Kim : Jude – your thoughts?

Jude : Yeah. I like a user. I'm a user. Who wants to be a person who uses drugs. I mean fuck, if they have to tell people that I'm a person in the sentence, like that's just so appalling I don't even want to go there. I'm a user. I'm a drug user. I'm not an addict. I'd be a junky before I'll be an addict.

Brian our resident pharmacist who you will meet properly a little later in the series, when questioned regarding his use of the word ‘addict’ responded;

Brian : “Well, it's terminology that I've grown up with. What I've started to learn is that anybody who gets a prescription is a drug user. It's just that we have a delineation of what's legal and what's illegal and what's addictive or habituating.”

Now while we are being quite metaphorical regarding signs in this episode, the inspiration was a physical sign that started a whole conversation, and what that little plastic sign meant for drug users who encountered it before they even entered the GP’s office. It’s the sign that reads, in some form, ‘NO DRUGS OR CASH KEPT ON PREMISES’.

Jude provides us a brief history on the sign, she believes it is a throwback from the 80s when security was pretty loose on pharmacies – a time when it didn’t take much to break into a doctor’s office, which was often in the back of the house and grab a script pad or some drugs. Eventually they just tightened up their security. So where does this leave the sign? Is this just another way to segregate drug users from other patients?

Jude : “…if you did get in there'd be nothing there, so having a sign that says no cash or drugs on this premises just means that every time you go to walk in that door, you think, "Oh, fuck. They don't want me here, and they don't like drug users and they've judged us."

We explain the sign to one of our GPs David from Darlinghurst, that it can evoke a feeling of not feeling welcome, it may even be a deterrent from them coming into the surgery…

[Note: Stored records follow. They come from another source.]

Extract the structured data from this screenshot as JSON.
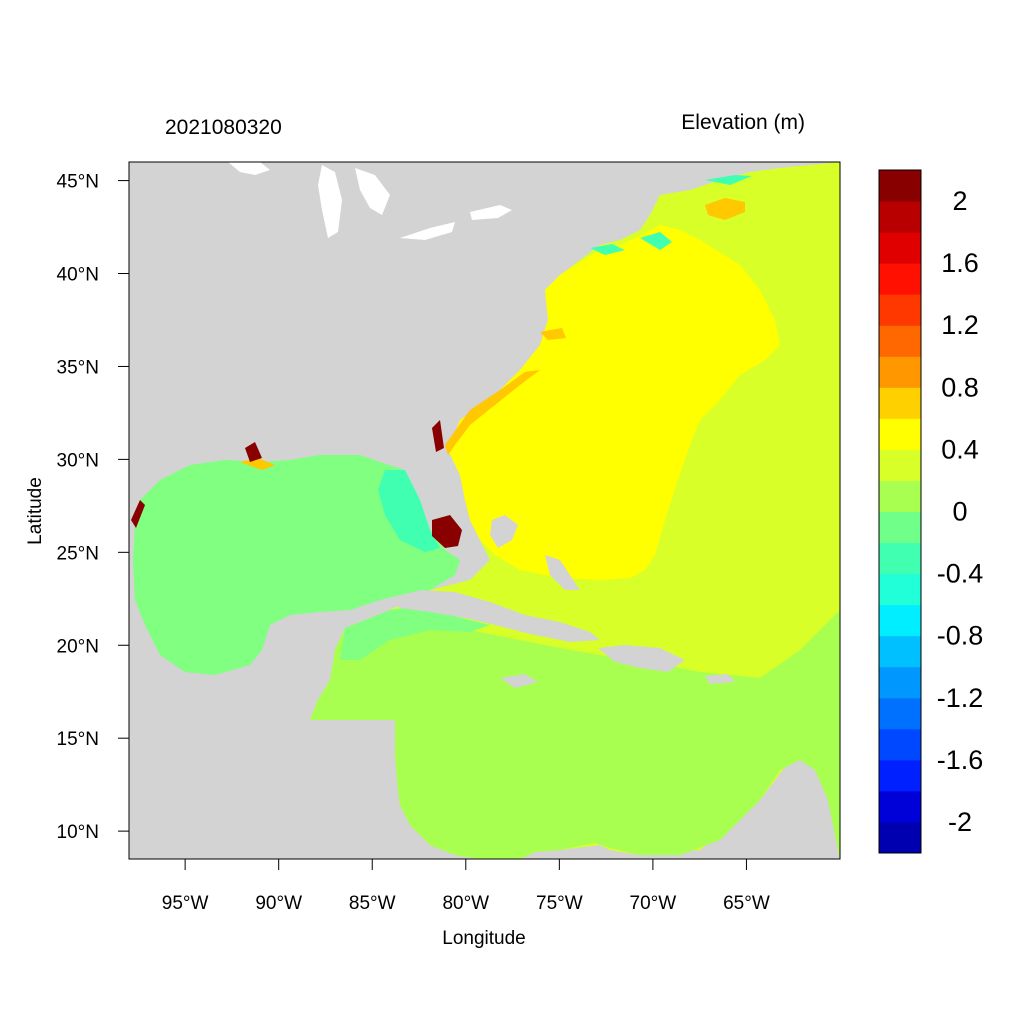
{
  "header": {
    "timestamp": "2021080320",
    "variable": "Elevation (m)"
  },
  "axes": {
    "xlabel": "Longitude",
    "ylabel": "Latitude",
    "lon_range": [
      -98,
      -60
    ],
    "lat_range": [
      8.5,
      46
    ],
    "x_ticks": [
      {
        "value": -95,
        "label": "95°W"
      },
      {
        "value": -90,
        "label": "90°W"
      },
      {
        "value": -85,
        "label": "85°W"
      },
      {
        "value": -80,
        "label": "80°W"
      },
      {
        "value": -75,
        "label": "75°W"
      },
      {
        "value": -70,
        "label": "70°W"
      },
      {
        "value": -65,
        "label": "65°W"
      }
    ],
    "y_ticks": [
      {
        "value": 45,
        "label": "45°N"
      },
      {
        "value": 40,
        "label": "40°N"
      },
      {
        "value": 35,
        "label": "35°N"
      },
      {
        "value": 30,
        "label": "30°N"
      },
      {
        "value": 25,
        "label": "25°N"
      },
      {
        "value": 20,
        "label": "20°N"
      },
      {
        "value": 15,
        "label": "15°N"
      },
      {
        "value": 10,
        "label": "10°N"
      }
    ]
  },
  "colorbar": {
    "min": -2.2,
    "max": 2.2,
    "colors": [
      "#0000b0",
      "#0000d8",
      "#0020ff",
      "#0048ff",
      "#0070ff",
      "#0098ff",
      "#00c0ff",
      "#00eeff",
      "#20ffd8",
      "#40ffb0",
      "#70ff88",
      "#a8ff50",
      "#d8ff28",
      "#ffff00",
      "#ffd000",
      "#ff9800",
      "#ff6800",
      "#ff3800",
      "#ff1000",
      "#e00000",
      "#b80000",
      "#880000"
    ],
    "labels": [
      "2",
      "1.6",
      "1.2",
      "0.8",
      "0.4",
      "0",
      "-0.4",
      "-0.8",
      "-1.2",
      "-1.6",
      "-2"
    ],
    "label_values": [
      2,
      1.6,
      1.2,
      0.8,
      0.4,
      0,
      -0.4,
      -0.8,
      -1.2,
      -1.6,
      -2
    ]
  },
  "map_colors": {
    "land": "#d3d3d3",
    "lakes": "#ffffff",
    "gulf": "#80ff80",
    "caribbean": "#a8ff50",
    "atlantic_outer": "#d8ff28",
    "atlantic_core": "#ffff00",
    "coastal_surge": "#ffc800",
    "surge_peak": "#880000",
    "shelf_neg": "#40ffb0"
  }
}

David : We don't actually have that sign here, but that sign really isn't directed at drug users per se. It's just directed at really petty crime. To be honest, I mean, in Darlinghurst we had a huge amount of break-ins in the '90s. It's actually dropped off a lot now, but I think that security issue is in no way directed at those patients, but I understand why they might be sensitive to those messages.


In this episode, we have explored what constitutes a ‘normal day’ for our drug users. We’ve heard that their day, peppered with stereotypes and negative stigma has the ability to not only make them feel uncomfortable in their surroundings, but often - less human. This feeling means they engage in covering up or passing to ensure they blend in rather than stand out, for something that may be seen as just a part of who they are, or a part of their day. Finally, we saw the effect of a simple plastic sign on a GPs door, how messages can have multiple meanings to different viewers, and for some, an interpretation that contributes to a feeling of not being accepted or welcome.

Throughout this series we are going to explore the nuances, the misunderstandings, miscommunications and just plain old personal preferences - and hope that healthcare professionals and drug users can find a common understanding, a happy place – a normal day. In the next episode, we will bravely open the door to the doctor’s surgery and enter the waiting room, here we will explore further drug use, the role of government and media in the positioning of drug-use and ask the question – well, why are drugs seen as so bad?

It's impossible to say for sure if there's any person who has never met a person who uses drugs because illicit drug use is incredibly common in Australia. The thing is, the majority of people who use drugs are what people would consider normal, every day, nothing extraordinary about people. They're just people trying to get by in their everyday lives.